19 Aralık 1955 tarihinde kurulan Hürriyet Partisi 1956 yılı ortalarına kadar bir taraftan teşkilatlanma faaliyetlerini sürdürürken diğer taraftan da Demokrat Parti ile siyasi mücadeleye girerek ülkede bir rejim sorunu olduğunu ispatlamaya çalıştı. Hürriyet Partisi’nin parti programı; Siyasi Rejim Meselesi, Aile ve Hukuki Meseleler, Kamu Yönetimi, Milli Savunma İşleri, Dış Siyaset, Din İşleri, Maarif İşleri, İktisadi İşler ve Sağlık İşleri olmak üzere 9 ana başlık ve 117 maddeden oluşuyordu.

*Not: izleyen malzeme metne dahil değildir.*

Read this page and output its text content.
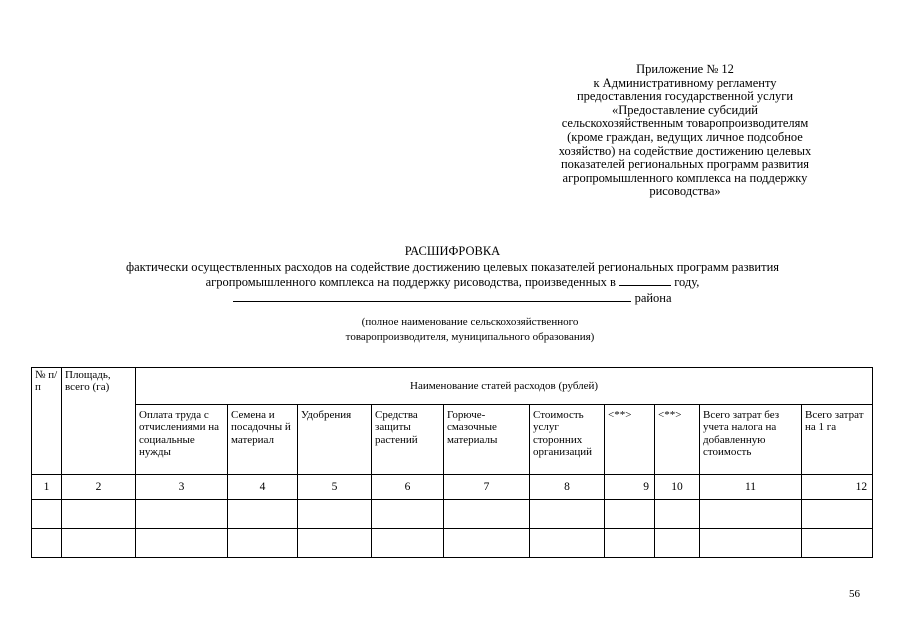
Приложение № 12
к Административному регламенту
предоставления государственной услуги
«Предоставление субсидий
сельскохозяйственным товаропроизводителям
(кроме граждан, ведущих личное подсобное
хозяйство) на содействие достижению целевых
показателей региональных программ развития
агропромышленного комплекса на поддержку
рисоводства»
РАСШИФРОВКА
фактически осуществленных расходов на содействие достижению целевых показателей региональных программ развития
агропромышленного комплекса на поддержку рисоводства, произведенных в	году,
района
(полное наименование сельскохозяйственного
товаропроизводителя, муниципального образования)
№ п/п	Площадь, всего (га)	Наименование статей расходов (рублей)									
		Оплата труда с отчислениями на социальные нужды	Семена и посадочны й материал	Удобрения	Средства защиты растений	Горюче-смазочные материалы	Стоимость услуг сторонних организаций	<**>	<**>	Всего затрат без учета налога на добавленную стоимость	Всего затрат на 1 га
1	2	3	4	5	6	7	8	9	10	11	12

56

Hürriyet Partisi’nin teşkilatlanma süreci Demokrat Parti tarafından endişe ile izlendi. Hatta Menderes Demokrat Parti teşkilatlarının Hürriyet Partisi’ne katılımını önlemek için parti müfettişlerini sık sık taşraya gönderdi ve kendisi de bizzat taşradaki il ve ilçe kongrelerine katıldı. Ama yine de Demokrat Parti taşra teşkilatlarından Hürriyet Partisi’ne geçişler oldu.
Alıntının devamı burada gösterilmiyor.